当院で行っている体外受精など高度生殖医療では、卵巣刺激法(排卵誘発法)として、多くの方にLong法をお勧めしています。

Long法が最も妊娠・出産率が高いためで、FSHやHMGという注射製剤を使用するため、注射通院のスケジュールが可能な方、または自己注射ができる方に選択して頂いています。

さて、Long法では、採卵前のプレトリートメント周期(ピルなどを投与します)から、GnRHアゴニスト製剤であるナファレリールという点鼻薬をお使い頂きますが、これはFSHやHMG製剤による卵巣刺激で採卵前に排卵してしまわないようにするためです。

採卵前の周期から長い間用いるため、Long法と呼ばれていることなど、高度生殖医療説明会でもお話しています。

よく頂くご質問に、「点鼻薬はいつまで使うの?」があります。

FSHやHMGで育てた卵胞が十分大きくなると、血液検査を行い、卵胞が成熟していることを確認し、採卵が決定しますが、それまで排卵しないように点鼻薬を使ってきました。採卵前には排卵のコントロール(トリガー)として、HCG製剤(自己投与可能な「オビドレル」を含む)を使用します。このHCG製剤は点鼻薬をきちんと使っていても排卵させることができます。

つまり、点鼻薬を使うのは、HCG製剤を注射するまで、HCG製剤の注射の後は使わなくてよい、ということになります。

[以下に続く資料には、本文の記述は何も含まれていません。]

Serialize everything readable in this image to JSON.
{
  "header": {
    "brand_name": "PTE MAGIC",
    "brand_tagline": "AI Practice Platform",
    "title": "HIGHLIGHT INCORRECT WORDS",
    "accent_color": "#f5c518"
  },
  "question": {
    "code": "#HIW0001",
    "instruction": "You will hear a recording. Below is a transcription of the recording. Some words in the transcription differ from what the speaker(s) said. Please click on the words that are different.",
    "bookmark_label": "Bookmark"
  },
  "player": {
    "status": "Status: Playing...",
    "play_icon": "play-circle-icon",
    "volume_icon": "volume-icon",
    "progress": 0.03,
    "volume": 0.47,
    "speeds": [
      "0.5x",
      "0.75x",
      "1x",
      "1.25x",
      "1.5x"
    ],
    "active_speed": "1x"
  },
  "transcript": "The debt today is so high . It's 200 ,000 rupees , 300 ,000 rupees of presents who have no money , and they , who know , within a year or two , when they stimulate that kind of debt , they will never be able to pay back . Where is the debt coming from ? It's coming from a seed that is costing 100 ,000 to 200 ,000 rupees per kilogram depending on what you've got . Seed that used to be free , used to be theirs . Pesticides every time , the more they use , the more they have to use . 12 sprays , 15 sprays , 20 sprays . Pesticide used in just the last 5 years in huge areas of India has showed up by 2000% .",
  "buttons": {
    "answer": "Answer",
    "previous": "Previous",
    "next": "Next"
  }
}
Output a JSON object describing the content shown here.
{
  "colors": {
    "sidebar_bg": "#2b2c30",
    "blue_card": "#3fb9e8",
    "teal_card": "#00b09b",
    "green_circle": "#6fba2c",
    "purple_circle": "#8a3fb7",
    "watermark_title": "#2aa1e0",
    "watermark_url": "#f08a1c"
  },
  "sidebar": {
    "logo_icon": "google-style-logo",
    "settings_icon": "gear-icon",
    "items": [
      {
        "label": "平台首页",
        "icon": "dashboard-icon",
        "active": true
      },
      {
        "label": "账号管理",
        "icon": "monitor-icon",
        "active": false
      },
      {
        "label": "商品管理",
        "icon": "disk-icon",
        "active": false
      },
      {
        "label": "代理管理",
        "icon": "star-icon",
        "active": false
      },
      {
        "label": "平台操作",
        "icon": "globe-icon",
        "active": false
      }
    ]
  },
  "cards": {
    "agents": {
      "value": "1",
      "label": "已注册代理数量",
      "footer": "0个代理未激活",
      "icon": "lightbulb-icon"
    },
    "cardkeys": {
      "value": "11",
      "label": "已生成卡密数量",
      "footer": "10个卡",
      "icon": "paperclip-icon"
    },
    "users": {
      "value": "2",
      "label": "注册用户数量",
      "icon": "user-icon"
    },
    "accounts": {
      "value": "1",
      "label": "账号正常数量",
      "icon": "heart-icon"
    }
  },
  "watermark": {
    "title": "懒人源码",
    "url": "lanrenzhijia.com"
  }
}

もちろん、誤ってHCG製剤の注射の後で点鼻してしまっても、悪い影響はありません。

残った点鼻薬は、次の周期以降に行う自然周期融解胚移植でも使うことができるため、捨てずにお手元に残しておいて下さい。

また、1本の点鼻薬には、14日分の薬剤が入っています。使用日数をカウント、確認し、特に卵胞の発育がみられる頃からは、薬が切れてしまわないか、ご自身でも十分ご注意下さい。

これから花粉シーズンを迎えますが、点鼻薬はしっかり鼻をかんでからお使い下さいね。